- Cover to Brigade (Volume 1) #1 (1992) by Rob Liefeld and Paul Scott.

Group publication information
- Publisher: Image Comics Awesome Entertainment
- First appearance: Brigade #1 (August 1992)
- Created by: Rob Liefeld Marat Mychaels

In-story information
- Member(s): Atlas Badrock Battlestone Boone Coldsnap Crucible Dash Glory Kaboom Kayo Kid Supreme Lethal Roman Seahawk ShadowHawk S.P.I.C.E. Stasis Supreme Thermal Tremor Troll Vanguard

Brigade

Series publication information
- Publication date: (vol. 1) August 1992 – July 1993 (vol. 2) May 1993 – July 1995 (vol. 3) July 2000 (vol. 4) July 2010
- Number of issues: vol. 1: 4 vol. 2: 25 vol. 3: 1 vol. 4: 1
- Creator(s): Rob Liefeld Marat Mychaels

= Brigade (comics) =

Comic book

Brigade is an American comic book published by Image Comics and later by Awesome Entertainment, created, plotted, and originally written by Rob Liefeld and first illustrated by Marat Mychaels (creator of Demonslayer and artist on X-Force: Shatterstar, Glory, Calavera, Vampiress Hella, Djustine, and many other comics) as a spin-off from the then-popular series Youngblood.

==Publication history==
The original team was led by Battlestone, who had been a former member of Youngblood, as well as a member of Image Comics' (parody) "Golden Age" team, the Allied Supermen of America. Having been expelled from Youngblood following the deaths of several Youngblood members who at the time were under his command, he later went on to form Brigade alongside Kayo, Boone, and Lethal. But when one of their missions went awry, he disbanded the team, leaving Boone and Lethal out in the cold. Sometime later, at Kayo's urging, Battlestone recruited brothers Seahawk and Coldsnap, using their newly inherited vast wealth to finance the team. Later on, Thermal and Atlas joined the group, and their final member Stasis was introduced as well. The team's first major enemy was the evil Prince Genocide, who wreaked havoc in their city before both he and Brigade were teleported back to Genocide's homeworld and stranded there for a time.
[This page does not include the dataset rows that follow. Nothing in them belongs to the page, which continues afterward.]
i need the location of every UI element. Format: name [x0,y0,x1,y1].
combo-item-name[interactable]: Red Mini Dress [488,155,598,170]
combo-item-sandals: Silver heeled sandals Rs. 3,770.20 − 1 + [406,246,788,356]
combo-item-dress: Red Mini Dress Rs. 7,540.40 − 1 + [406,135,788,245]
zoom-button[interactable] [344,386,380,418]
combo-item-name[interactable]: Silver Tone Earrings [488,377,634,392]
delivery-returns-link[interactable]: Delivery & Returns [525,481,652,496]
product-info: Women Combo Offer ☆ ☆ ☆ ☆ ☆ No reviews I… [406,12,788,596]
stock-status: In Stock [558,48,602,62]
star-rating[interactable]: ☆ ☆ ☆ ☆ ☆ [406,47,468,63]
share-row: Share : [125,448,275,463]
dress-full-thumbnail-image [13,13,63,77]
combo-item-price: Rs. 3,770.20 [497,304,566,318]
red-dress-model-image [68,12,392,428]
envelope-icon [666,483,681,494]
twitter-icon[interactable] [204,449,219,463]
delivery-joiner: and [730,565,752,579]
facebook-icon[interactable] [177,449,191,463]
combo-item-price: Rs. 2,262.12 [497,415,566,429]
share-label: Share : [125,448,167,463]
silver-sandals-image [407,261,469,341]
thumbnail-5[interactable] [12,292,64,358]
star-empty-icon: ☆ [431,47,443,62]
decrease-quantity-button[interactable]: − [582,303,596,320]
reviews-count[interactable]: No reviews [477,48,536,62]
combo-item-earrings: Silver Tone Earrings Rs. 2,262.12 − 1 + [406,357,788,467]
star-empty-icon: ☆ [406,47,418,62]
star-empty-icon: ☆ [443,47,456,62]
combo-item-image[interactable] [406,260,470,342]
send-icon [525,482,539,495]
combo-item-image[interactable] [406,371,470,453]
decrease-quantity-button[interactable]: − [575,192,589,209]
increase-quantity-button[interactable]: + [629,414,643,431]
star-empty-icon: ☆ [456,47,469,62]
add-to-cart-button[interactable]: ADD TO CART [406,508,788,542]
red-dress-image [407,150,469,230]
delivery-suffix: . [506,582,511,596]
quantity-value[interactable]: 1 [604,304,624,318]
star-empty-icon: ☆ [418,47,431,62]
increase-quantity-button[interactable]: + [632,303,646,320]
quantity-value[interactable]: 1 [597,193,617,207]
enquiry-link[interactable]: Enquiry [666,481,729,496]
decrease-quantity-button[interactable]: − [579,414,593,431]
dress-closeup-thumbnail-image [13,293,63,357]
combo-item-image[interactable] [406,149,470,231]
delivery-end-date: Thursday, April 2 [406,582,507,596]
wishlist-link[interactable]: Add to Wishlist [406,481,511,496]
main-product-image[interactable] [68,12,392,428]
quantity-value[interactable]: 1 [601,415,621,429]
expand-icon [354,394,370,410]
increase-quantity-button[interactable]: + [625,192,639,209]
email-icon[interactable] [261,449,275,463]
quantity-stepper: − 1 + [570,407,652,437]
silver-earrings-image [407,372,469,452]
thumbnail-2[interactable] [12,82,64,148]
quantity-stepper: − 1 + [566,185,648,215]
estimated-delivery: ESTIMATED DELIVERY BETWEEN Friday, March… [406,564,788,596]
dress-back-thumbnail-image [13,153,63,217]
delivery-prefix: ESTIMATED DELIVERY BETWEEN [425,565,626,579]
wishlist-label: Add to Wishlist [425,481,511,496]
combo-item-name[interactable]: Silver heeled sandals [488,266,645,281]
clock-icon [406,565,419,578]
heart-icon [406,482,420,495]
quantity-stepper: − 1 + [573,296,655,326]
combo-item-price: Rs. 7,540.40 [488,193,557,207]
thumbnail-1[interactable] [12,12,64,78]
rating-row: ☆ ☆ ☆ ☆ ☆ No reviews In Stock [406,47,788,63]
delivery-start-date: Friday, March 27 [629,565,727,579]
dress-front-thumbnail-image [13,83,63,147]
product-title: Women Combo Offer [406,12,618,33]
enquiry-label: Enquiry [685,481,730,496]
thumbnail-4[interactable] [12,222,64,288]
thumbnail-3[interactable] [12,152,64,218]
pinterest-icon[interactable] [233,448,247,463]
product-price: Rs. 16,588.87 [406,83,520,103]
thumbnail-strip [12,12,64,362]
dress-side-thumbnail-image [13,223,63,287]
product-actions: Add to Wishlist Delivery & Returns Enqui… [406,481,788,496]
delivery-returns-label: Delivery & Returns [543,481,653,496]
After being aided by a group of alien freedom fighters called the Birds of Prey, the team managed to escape back to Earth, but not before a climactic battle with Genocide resulted in the death of Atlas.

The second incarnation of the team came together after Brigade returned to Earth. Stasis, who blamed Battlestone for Atlas' death, immediately resigned from the team, only to be shot dead by Cabbot, leader of the government strike team Bloodstrike, who had orders to take Brigade into custody. During the battle, Kayo and Seahawk were captured and Coldsnap's powers went out of control, turning him into a humanoid ice creature. Battlestone sought out Boone, who was still somewhat bitter about being shut out after the original team folded, but decided to rejoin the new team regardless. Lethal had also resurfaced by now and managed to rescue Seahawk from captivity. Another battle took place between the teams and Kayo was also rescued from captivity by Hacker, Boone's partner. Brigade were the victors and Bloodstrike was defeated. Another new member named Crucible was introduced into the group sometime later. Boone was later revealed to be a traitor to the team working for Project Born Again and stole an exposé on the team written by Thermal, who was an undercover reporter and was given her powers through technology as a means of planting her into the group and exposing it from within. Thermal, however, during her time with Brigade saw that they were not the menace that they were being portrayed as and decided to destroy all the information she had been gathering. Battlestone, incensed by Boone's betrayal, pursued him and both appeared to die in an explosion. However, they both survived and Battlestone was subsequently subjected to brainwashing to make him subservient to the U.S. government again.

Before the team could address the matter of Thermal's exposé, the majority of them were killed off during the Extreme Sacrifice storyline, one of Extreme Studios' company-wide events, by the assassin called Crypt, with the exceptions of Seahawk and Lethal, who was propelled into the future. They were replaced by more recognizable characters from the Image Comics universe, including Jim Valentino's Shadowhawk and Erik Larsen and Gary Carlson's Vanguard. Seahawk acted as the team's commander, although he had effectively retired from superheroing after the deaths of his brother and teammates.

A new incarnation was brought forward in a one-shot published by Liefeld's then-new company Awesome Entertainment. This new version featured such characters as Jeff Matsuda's Kaboom and Youngblood's Badrock.

In 2010, a new volume of Brigade was released through Image Comics, which saw the original team updated and the original miniseries reimagined. The team was now formed in response to advance warning of an alien invasion. The history of the main characters has now been changed and the source of their powers stems from genetic advancements. The first issue of the new miniseries was released on 8 July 2010 with Rob Liefeld writing the story, Mark Poulton scripting, and Marat Mychaels returning on art duties. No further issues have been released since then.